Reputation: 149
What do you do if you wanted to find the maximum frequency for each columns in a dataframe and return the factors, categories, and frequency?
So I have the code as follows:
dfreqcommon = data.frame()
for (i in 1:ncol(diamonds)){
dfc = data.frame(t(table(diamonds[,i])))
dfc$Var1 = names(diamonds)[i]
dfreqcommon = rbind(dfreqcommon, dfc)
}
names(dfreqcommon) = c("Factors","Categories","Frequency")
dfreqcommon
But this seemed to return all factors, categories, and frequency. I just wanted the maximum frequency for each factors and get its categories as well. I tried to change dfc to
dfc = data.frame(max(t(table(diamonds[,i]))))

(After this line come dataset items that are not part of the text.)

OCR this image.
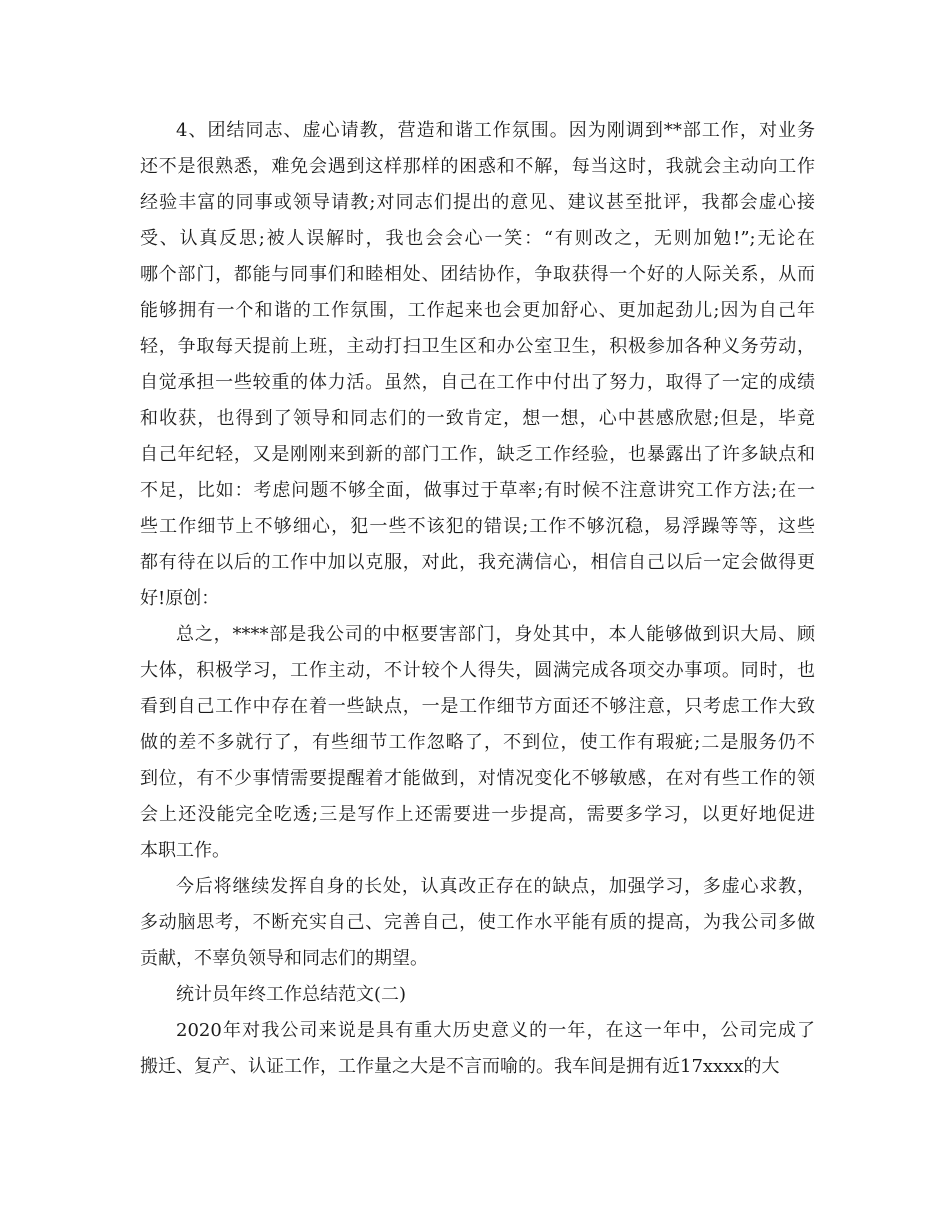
4、团结同志、虚心请教，营造和谐工作氛围。因为刚调到**部工作，对业务
还不是很熟悉，难免会遇到这样那样的困惑和不解，每当这时，我就会主动向工作
经验丰富的同事或领导请教;对同志们提出的意见、建议甚至批评，我都会虚心接
受、认真反思;被人误解时，我也会会心一笑：“有则改之，无则加勉!”;无论在
哪个部门，都能与同事们和睦相处、团结协作，争取获得一个好的人际关系，从而
能够拥有一个和谐的工作氛围，工作起来也会更加舒心、更加起劲儿;因为自己年
轻，争取每天提前上班，主动打扫卫生区和办公室卫生，积极参加各种义务劳动，
自觉承担一些较重的体力活。虽然，自己在工作中付出了努力，取得了一定的成绩
和收获，也得到了领导和同志们的一致肯定，想一想，心中甚感欣慰;但是，毕竟
自己年纪轻，又是刚刚来到新的部门工作，缺乏工作经验，也暴露出了许多缺点和
不足，比如：考虑问题不够全面，做事过于草率;有时候不注意讲究工作方法;在一
些工作细节上不够细心，犯一些不该犯的错误;工作不够沉稳，易浮躁等等，这些
都有待在以后的工作中加以克服，对此，我充满信心，相信自己以后一定会做得更
好!原创：
总之，****部是我公司的中枢要害部门，身处其中，本人能够做到识大局、顾
大体，积极学习，工作主动，不计较个人得失，圆满完成各项交办事项。同时，也
看到自己工作中存在着一些缺点，一是工作细节方面还不够注意，只考虑工作大致
做的差不多就行了，有些细节工作忽略了，不到位，使工作有瑕疵;二是服务仍不
到位，有不少事情需要提醒着才能做到，对情况变化不够敏感，在对有些工作的领
会上还没能完全吃透;三是写作上还需要进一步提高，需要多学习，以更好地促进
本职工作。
今后将继续发挥自身的长处，认真改正存在的缺点，加强学习，多虚心求教，
多动脑思考，不断充实自己、完善自己，使工作水平能有质的提高，为我公司多做
贡献，不辜负领导和同志们的期望。
统计员年终工作总结范文(二)
2020年对我公司来说是具有重大历史意义的一年，在这一年中，公司完成了
搬迁、复产、认证工作，工作量之大是不言而喻的。我车间是拥有近17xxxx的大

But it doesn't show the categories. Is there any way to fix this?
Upvotes: 1
Views: 666
Reputation: 24074
Another way, with base
R:
library(ggplot2) # only to get the diamonds data.frame
data.frame(Factors=colnames(diamonds),
t(sapply(diamonds, # apply following function to each column
function(x) {
t_x <- sort(table(x), decreasing=TRUE) # get the frequencies and sort them in decreasing order
list(Categories=names(t_x)[1], # name of the value with highest frequency
Frequency=t_x[1]) # highest frequency
})))
# Factors Categories Frequency
#carat carat 0.3 2604
#cut cut Ideal 21551
#color color G 11292
#clarity clarity SI1 13065
#depth depth 62 2239
#table table 56 9881
#price price 605 132
#x x 4.37 448
#y y 4.34 437
#z z 2.7 767
Upvotes: 2
Reputation: 4534
Do you mean you want a result something like this? The following example shows how you could get the most frequently occurring value for each column in the ggplot2::diamonds
dataset.
library(dplyr)
library(tidyr)
ggplot2::diamonds %>%
mutate_all(as.character) %>%
gather(varname, value) %>%
count(varname, value) %>%
group_by(varname) %>%
arrange(desc(n), .by_group = TRUE) %>%
slice(1)
#> # A tibble: 10 x 3
#> # Groups: varname [10]
#> varname value n
#> <chr> <chr> <int>
#> 1 carat 0.3 2604
#> 2 clarity SI1 13065
#> 3 color G 11292
#> 4 cut Ideal 21551
#> 5 depth 62 2239
#> 6 price 605 132
#> 7 table 56 9881
#> 8 x 4.37 448
#> 9 y 4.34 437
#> 10 z 2.7 767
Upvotes: 1